Where Data and Dreams Collide, by Ron Crossland
Factoid Junkie and Poet
In 1967, when the network cancelled the original Star Trek television series, I protested mightily by hauling out an old Remington Rand typewriter--my father was a typewriter repairman--and pounding out a poorly-constructed, emotionally-stinging barb to the Amarillo Daily in Texas. The letter, which excoriated the producers for their lack of foresight, was actually published, thereby documenting my prescience at a mere 15 years of age. I felt like Thomas Paine, though my arguments were a bit less developed than those in ol’ Tom’s Common Sense.
This adolescent memory illustrates a point concerning the distinction between strategy and vision—two ideas that are understood to be different, yet are often casually substituted for each other. I use here another Trekkie-related anecdote to exemplify the distinction. Not long ago, I’d placed an order for the Kindle, the new eBook reader by Amazon. Even though eBook readers are not new--the idea of an electronic book is at least as old as Star Trek and likely very much older--the idea of a world in which all information can be accessed by anyone, anywhere is very much like vision, an imagining of a rich world far different than our own. Strategy then is the fun, difficult, exhilarating, and tortuous path to arrive at this vision. Kindle is simply the newest step in this journey from the visionary ideas of Star Trek to the commonplace gadgets of today.
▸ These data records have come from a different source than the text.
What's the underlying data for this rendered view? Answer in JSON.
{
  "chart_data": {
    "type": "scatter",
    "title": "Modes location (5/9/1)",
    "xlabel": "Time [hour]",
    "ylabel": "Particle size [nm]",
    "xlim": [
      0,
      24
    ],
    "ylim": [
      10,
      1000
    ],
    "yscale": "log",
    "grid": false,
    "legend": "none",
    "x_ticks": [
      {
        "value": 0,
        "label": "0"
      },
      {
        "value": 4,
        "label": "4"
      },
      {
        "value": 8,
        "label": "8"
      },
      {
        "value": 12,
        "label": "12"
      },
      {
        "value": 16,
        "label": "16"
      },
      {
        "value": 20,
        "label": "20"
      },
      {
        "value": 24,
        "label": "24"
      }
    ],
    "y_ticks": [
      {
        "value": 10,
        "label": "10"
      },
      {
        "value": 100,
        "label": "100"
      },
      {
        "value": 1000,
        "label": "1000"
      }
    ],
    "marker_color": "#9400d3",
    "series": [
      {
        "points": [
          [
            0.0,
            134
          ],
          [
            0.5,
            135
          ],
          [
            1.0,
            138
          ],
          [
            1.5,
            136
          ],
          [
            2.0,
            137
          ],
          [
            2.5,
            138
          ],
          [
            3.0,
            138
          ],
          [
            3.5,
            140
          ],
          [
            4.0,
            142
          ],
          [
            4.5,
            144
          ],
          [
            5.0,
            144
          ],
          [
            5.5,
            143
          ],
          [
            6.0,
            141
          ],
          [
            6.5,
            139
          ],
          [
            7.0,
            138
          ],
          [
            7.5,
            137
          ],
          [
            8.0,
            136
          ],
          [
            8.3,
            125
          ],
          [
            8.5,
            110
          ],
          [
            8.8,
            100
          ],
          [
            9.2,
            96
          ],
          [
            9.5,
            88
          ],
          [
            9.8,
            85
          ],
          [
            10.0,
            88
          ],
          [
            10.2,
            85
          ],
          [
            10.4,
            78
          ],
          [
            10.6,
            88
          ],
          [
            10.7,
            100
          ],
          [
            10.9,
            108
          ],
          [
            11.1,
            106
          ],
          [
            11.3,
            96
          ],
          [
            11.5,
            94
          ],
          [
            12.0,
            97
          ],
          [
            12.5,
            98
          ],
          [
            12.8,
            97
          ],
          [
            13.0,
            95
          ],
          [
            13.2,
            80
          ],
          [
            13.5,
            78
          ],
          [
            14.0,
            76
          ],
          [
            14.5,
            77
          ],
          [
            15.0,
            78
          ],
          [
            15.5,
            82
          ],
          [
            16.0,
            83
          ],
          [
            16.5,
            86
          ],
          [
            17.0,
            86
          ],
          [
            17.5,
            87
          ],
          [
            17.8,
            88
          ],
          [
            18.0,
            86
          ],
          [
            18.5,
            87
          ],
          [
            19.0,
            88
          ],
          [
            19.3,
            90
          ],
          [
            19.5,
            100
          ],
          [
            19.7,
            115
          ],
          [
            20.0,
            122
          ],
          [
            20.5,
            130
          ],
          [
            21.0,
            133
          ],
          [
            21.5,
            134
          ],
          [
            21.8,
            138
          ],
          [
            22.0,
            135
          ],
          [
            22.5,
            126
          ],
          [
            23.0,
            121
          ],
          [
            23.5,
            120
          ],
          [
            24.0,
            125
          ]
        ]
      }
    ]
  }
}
Since imagining the future is considered so much easier than actually figuring out exactly how to get there, we have spent a great deal of effort in developing strategic-thinking skills. In the May 2006 issue of Harvard Business Review, Grosberg, McLean, and Nohria showcased their analysis on strategic skills, which they claim are the most transportable among today’s peripatetic executives who leap from one business venture to another. This is likely because these skills are so valued and because we work so danged hard at coming up with them
As far back as the early 1980s, the venerable strategy theorist Kenchii Ohmae had written in his Mind of the Strategist:
“In what I call the mind of the strategist, insight and a consequent drive for achievement, often amounting to a sense of mission, fuel a thought process which is basically creative and intuitive rather than rational. Strategists do not reject analysis. Indeed they can hardly do without it. But they use it only to stimulate the creative process, to test the ideas that emerge, to work out their strategic implications, or to ensure successful execution of high-potential ‘wild’ ideas that might otherwise never be implemented properly. Great strategies, like great works of art or great scientific discoveries, call for technical mastery in the working out but originate in insights that are beyond the reach of conscious analysis."
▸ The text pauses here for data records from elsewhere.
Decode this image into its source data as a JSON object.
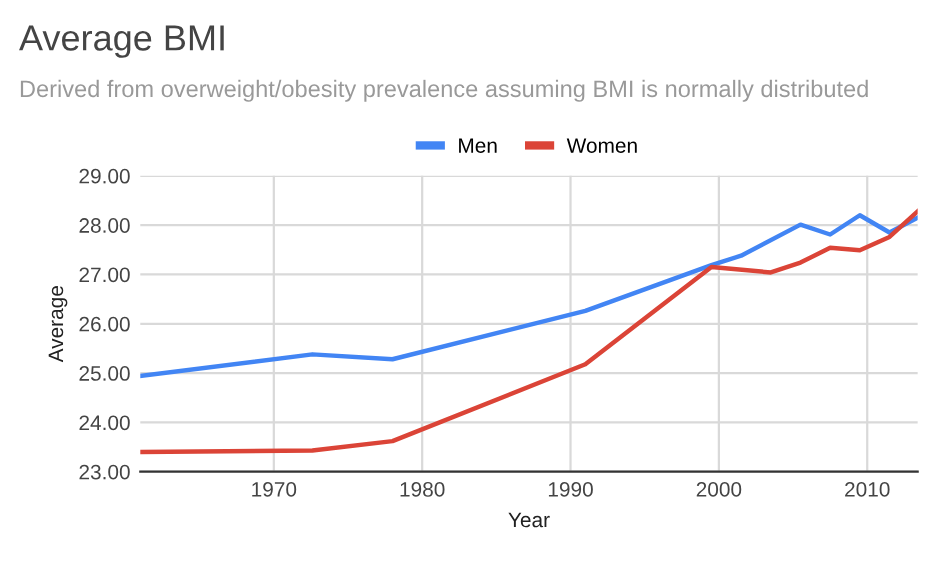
{
  "chart_data": {
    "type": "line",
    "title": "Average BMI",
    "subtitle": "Derived from overweight/obesity prevalence assuming BMI is normally distributed",
    "xlabel": "Year",
    "ylabel": "Average",
    "xlim": [
      1961,
      2013.4
    ],
    "xticks": [
      1970,
      1980,
      1990,
      2000,
      2010
    ],
    "ylim": [
      23,
      29
    ],
    "yticks": [
      {
        "value": 23,
        "label": "23.00"
      },
      {
        "value": 24,
        "label": "24.00"
      },
      {
        "value": 25,
        "label": "25.00"
      },
      {
        "value": 26,
        "label": "26.00"
      },
      {
        "value": 27,
        "label": "27.00"
      },
      {
        "value": 28,
        "label": "28.00"
      },
      {
        "value": 29,
        "label": "29.00"
      }
    ],
    "grid": true,
    "legend": "top",
    "marker": "none",
    "line_style": "solid",
    "series": [
      {
        "name": "Men",
        "color": "#4285f4",
        "x": [
          1961,
          1972.6,
          1978,
          1991,
          1999.5,
          2001.5,
          2005.5,
          2007.5,
          2009.5,
          2011.5,
          2013.4
        ],
        "values": [
          24.94,
          25.38,
          25.28,
          26.26,
          27.19,
          27.38,
          28.01,
          27.81,
          28.2,
          27.85,
          28.15
        ]
      },
      {
        "name": "Women",
        "color": "#db4437",
        "x": [
          1961,
          1972.6,
          1978,
          1991,
          1999.5,
          2003.5,
          2005.5,
          2007.5,
          2009.5,
          2011.5,
          2013.4
        ],
        "values": [
          23.4,
          23.43,
          23.62,
          25.18,
          27.15,
          27.04,
          27.24,
          27.54,
          27.49,
          27.76,
          28.28
        ]
      }
    ]
  }
}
What stimulates me about this passage is that Ohmae holds that intuitive, creative, and analogical processes guide the mind of the strategist. While data analysis aids the strategist, it cannot substitute for the more intuitive process. Some might see Ohmae’s mind of the strategist as being more like the mind of a visionary.
In his insightful Educating Intuition, Robin Hogarth, who teaches at the Universitat Pompeu Fabra, in Bilboa, Spain, sees computers as being far better with number crunching than they are with analogical, intuitive reasoning processes. Computers, for all their muscle, still cannot discern which data to pursue nor can they imagine new worlds. Our increasingly wonderful algorithms are helping computers to sort data, slice it and dice it and synthesize information in new and powerful ways. What’s needed is the link, those intuitive interfaces for our gadgets. Even though my new Kindle supposedly has one, an intuitive interface, computers as a whole are far from possessing even the most rudimentary intuitive capabilities of humans. Hogarth points out that “Analogies aid the reasoning process; they help us make sense of the world. The power of analogical thinking lies in the fact that it is inherently intuitive."
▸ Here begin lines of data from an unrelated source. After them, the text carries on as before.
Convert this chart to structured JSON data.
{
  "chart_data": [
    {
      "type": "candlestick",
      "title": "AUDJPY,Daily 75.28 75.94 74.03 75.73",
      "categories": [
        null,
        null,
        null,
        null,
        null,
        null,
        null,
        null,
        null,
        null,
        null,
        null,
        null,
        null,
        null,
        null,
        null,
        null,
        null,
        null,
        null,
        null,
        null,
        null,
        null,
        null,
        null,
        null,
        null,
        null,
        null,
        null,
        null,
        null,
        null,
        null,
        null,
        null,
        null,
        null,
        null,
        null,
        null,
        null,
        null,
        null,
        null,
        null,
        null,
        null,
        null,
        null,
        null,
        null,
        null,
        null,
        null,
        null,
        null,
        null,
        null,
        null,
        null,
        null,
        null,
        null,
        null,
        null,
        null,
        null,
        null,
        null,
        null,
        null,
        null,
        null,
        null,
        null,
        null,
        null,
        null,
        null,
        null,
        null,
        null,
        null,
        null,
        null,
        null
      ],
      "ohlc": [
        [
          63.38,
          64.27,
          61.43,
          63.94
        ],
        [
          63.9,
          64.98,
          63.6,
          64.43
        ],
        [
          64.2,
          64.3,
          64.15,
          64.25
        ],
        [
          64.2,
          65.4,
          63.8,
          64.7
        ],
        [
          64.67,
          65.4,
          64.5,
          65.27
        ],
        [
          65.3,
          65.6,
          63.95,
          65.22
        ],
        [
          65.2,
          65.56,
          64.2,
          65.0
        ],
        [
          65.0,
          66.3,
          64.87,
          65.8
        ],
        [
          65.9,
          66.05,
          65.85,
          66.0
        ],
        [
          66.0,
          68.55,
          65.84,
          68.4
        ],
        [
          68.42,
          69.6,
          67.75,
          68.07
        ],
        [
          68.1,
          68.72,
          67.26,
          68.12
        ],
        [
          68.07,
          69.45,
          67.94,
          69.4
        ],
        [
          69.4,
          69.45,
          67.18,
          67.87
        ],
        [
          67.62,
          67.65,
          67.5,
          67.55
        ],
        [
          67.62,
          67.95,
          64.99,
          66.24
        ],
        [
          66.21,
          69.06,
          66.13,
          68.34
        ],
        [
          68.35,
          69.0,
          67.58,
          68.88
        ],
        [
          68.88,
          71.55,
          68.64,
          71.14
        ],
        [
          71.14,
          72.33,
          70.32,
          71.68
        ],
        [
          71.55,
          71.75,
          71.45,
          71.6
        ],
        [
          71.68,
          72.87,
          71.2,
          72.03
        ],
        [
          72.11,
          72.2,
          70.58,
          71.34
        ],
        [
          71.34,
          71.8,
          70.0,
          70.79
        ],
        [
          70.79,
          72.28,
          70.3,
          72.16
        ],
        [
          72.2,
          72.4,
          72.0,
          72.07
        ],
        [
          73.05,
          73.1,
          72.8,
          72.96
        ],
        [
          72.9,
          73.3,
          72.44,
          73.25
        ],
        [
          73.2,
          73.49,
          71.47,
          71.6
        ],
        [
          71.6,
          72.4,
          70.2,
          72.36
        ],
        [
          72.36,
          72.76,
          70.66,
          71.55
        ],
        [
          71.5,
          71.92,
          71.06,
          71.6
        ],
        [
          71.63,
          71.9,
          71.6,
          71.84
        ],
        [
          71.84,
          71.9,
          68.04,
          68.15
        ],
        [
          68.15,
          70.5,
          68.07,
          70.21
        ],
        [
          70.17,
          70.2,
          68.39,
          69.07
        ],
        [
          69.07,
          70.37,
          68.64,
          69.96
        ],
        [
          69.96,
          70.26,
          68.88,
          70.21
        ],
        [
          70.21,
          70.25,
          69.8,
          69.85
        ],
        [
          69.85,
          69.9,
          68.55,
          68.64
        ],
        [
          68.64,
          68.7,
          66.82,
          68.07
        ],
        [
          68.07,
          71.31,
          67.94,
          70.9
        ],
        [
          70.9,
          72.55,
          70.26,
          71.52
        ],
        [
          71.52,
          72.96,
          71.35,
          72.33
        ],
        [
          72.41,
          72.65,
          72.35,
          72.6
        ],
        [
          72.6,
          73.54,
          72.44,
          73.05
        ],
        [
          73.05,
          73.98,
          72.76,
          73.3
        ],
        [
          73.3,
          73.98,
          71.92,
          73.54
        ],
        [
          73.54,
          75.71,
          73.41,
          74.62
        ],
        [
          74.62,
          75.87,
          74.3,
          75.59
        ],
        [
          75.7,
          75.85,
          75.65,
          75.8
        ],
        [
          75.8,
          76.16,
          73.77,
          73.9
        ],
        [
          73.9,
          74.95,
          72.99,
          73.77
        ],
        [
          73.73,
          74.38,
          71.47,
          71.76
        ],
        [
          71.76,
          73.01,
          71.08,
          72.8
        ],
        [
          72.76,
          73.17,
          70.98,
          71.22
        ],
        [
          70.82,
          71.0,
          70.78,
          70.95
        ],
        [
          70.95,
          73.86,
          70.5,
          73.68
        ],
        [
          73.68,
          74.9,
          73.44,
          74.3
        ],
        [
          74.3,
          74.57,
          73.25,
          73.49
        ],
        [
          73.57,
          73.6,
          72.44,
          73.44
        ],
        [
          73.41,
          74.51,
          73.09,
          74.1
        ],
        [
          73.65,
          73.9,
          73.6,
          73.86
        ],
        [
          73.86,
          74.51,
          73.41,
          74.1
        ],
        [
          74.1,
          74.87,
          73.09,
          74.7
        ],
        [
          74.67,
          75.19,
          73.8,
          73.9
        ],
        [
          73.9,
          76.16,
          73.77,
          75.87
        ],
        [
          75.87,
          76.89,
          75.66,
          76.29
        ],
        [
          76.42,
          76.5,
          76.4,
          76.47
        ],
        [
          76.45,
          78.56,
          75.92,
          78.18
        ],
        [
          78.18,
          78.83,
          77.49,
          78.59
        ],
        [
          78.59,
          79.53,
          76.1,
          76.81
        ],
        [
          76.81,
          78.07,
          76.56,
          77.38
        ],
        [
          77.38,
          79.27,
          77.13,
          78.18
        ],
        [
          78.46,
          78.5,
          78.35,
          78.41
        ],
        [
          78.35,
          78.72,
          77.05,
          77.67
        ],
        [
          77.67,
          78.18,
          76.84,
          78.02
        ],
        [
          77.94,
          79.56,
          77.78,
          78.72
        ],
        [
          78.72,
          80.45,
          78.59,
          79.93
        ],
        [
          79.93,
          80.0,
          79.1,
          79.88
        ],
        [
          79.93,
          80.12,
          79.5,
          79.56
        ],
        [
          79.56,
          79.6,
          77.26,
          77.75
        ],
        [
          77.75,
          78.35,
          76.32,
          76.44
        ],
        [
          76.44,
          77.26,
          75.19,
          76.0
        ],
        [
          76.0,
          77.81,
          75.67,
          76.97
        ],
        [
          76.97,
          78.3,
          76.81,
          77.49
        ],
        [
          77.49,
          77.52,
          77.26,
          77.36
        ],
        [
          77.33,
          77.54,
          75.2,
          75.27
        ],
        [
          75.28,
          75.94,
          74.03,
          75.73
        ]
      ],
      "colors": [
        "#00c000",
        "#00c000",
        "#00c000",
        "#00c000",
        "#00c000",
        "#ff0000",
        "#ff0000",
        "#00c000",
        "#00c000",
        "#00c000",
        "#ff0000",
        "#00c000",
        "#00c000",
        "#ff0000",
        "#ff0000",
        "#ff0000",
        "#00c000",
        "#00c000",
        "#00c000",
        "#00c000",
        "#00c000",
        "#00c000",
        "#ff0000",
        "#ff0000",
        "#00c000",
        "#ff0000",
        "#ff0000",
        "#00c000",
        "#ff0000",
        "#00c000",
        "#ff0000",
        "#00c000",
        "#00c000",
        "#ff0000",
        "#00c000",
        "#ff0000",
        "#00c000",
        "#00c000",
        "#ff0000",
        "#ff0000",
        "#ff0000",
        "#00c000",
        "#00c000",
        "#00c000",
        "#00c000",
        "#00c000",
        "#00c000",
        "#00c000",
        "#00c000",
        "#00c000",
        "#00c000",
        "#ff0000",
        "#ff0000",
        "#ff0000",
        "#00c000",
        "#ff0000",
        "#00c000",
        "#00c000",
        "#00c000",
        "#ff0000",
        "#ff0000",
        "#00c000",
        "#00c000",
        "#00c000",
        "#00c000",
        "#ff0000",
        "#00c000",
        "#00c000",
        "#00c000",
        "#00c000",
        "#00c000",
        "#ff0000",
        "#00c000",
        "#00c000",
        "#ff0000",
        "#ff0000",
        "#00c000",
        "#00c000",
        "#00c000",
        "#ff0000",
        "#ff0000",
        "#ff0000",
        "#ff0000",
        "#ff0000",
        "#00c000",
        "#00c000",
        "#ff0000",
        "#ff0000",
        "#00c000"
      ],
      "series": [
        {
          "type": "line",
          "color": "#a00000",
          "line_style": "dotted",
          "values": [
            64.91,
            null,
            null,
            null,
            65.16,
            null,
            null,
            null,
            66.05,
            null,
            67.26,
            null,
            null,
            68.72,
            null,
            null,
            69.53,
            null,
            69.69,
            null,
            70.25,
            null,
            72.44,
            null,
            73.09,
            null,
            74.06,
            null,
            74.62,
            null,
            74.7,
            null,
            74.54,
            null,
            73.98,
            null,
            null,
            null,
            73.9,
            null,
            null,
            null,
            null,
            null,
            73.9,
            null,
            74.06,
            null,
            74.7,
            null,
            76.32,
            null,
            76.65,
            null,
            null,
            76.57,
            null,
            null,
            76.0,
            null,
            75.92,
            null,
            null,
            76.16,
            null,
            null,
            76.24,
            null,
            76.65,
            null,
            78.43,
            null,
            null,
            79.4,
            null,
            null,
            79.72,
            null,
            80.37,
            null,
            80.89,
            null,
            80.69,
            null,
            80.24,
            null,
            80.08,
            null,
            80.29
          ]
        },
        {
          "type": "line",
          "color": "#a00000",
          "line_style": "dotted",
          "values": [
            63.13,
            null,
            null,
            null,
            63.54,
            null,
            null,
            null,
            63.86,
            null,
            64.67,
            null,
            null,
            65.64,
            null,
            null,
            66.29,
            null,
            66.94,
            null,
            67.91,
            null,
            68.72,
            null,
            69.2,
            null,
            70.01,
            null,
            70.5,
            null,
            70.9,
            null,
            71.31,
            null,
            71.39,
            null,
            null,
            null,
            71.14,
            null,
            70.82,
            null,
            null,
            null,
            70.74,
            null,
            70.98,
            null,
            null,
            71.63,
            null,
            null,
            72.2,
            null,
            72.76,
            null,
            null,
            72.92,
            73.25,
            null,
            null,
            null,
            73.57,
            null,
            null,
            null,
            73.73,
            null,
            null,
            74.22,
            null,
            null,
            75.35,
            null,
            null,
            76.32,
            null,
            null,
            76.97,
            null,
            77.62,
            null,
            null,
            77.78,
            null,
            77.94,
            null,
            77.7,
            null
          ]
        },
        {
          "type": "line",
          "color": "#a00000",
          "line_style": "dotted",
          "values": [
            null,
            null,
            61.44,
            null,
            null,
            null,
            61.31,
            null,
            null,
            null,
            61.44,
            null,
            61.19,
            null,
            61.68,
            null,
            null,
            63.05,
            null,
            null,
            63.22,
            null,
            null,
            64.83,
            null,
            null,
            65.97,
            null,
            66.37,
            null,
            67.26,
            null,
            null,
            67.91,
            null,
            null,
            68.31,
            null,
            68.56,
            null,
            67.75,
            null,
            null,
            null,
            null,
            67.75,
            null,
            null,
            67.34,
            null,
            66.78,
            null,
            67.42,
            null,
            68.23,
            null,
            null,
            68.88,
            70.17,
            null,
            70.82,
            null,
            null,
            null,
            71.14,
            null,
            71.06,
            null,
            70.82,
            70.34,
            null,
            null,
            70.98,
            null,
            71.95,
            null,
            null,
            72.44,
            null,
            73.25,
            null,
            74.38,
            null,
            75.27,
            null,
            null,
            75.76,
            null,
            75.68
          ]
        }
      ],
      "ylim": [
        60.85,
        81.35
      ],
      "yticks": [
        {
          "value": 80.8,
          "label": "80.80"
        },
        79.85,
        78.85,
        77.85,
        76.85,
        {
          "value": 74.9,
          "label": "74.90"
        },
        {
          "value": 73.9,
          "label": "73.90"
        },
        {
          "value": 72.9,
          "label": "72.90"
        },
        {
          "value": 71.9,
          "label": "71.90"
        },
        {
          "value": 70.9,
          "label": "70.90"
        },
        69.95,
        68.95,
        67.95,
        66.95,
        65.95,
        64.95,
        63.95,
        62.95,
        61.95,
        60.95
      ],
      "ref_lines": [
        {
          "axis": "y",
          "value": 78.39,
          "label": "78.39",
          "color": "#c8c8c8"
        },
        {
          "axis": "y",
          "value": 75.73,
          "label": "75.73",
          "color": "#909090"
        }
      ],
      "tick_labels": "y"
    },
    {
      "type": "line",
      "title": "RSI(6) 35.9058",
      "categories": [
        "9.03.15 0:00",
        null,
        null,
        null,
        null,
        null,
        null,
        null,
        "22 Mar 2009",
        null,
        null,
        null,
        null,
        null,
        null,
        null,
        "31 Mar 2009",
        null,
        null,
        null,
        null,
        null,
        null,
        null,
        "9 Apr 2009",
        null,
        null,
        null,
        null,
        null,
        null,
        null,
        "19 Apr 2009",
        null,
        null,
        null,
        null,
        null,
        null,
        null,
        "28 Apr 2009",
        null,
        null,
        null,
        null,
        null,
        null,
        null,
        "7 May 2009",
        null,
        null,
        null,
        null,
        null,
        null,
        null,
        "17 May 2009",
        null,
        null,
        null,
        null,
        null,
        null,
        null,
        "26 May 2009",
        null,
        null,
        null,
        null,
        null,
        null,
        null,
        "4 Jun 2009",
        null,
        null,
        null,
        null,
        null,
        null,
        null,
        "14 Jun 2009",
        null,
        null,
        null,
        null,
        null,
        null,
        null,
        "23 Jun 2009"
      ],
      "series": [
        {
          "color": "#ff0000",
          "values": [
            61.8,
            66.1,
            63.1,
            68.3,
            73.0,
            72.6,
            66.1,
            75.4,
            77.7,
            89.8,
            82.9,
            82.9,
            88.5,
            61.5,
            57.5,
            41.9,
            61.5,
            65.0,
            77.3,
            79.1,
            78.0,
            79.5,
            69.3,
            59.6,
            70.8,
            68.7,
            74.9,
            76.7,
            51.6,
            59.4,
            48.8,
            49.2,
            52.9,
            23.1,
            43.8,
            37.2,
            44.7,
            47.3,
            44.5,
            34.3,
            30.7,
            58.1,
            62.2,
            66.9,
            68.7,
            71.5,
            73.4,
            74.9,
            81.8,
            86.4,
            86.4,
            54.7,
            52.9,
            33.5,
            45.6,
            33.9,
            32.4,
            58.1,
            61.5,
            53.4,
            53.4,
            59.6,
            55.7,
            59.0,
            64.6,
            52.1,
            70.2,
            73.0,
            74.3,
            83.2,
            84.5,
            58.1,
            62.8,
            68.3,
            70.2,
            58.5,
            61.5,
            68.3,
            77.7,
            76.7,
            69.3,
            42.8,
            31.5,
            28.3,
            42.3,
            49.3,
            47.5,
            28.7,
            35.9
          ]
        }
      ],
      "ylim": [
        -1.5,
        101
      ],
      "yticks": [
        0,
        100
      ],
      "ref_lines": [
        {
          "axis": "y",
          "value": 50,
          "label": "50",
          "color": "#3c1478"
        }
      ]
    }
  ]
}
All of which leads us to the power of story, metaphor and analogy. Reasoning from analogies or stories about the future is an intuitive process in the mind of the strategist. We can imagine a world that data cannot prove. If we couldn’t, how could we conceive goals, outcomes or dreams that lift us out of what John W. Gardner termed the “petty preoccupations” of our daily life? I’m suggesting that the key lies with intuition, a process that facilitates the fluid movement between vision and strategy. This is the place where data and dreams collide to help us imagine new worlds and new paths to reach them.
Since we have done so well at developing strategic skills, we should now begin the harder and messier task of developing greater intuition. The strategic thinking community agrees. In a speech delivered at the University of Toronto’s Rotman School of Business in March, 2005, John Sterman, an M.I.T. professor of strategic thinking, advised business students to augment their strategic thinking acumen by acquiring greater technical skills. But more important, he emphasized, was the need to focus on other valuable leadership assets such as dialogue, empathy, self-reflection and the ability to access greater reservoirs of analogous reasoning. The same reasoning, I might add, that I had at 15 and was future-tripping, star-gazing at Star Trek. Now that was real vision.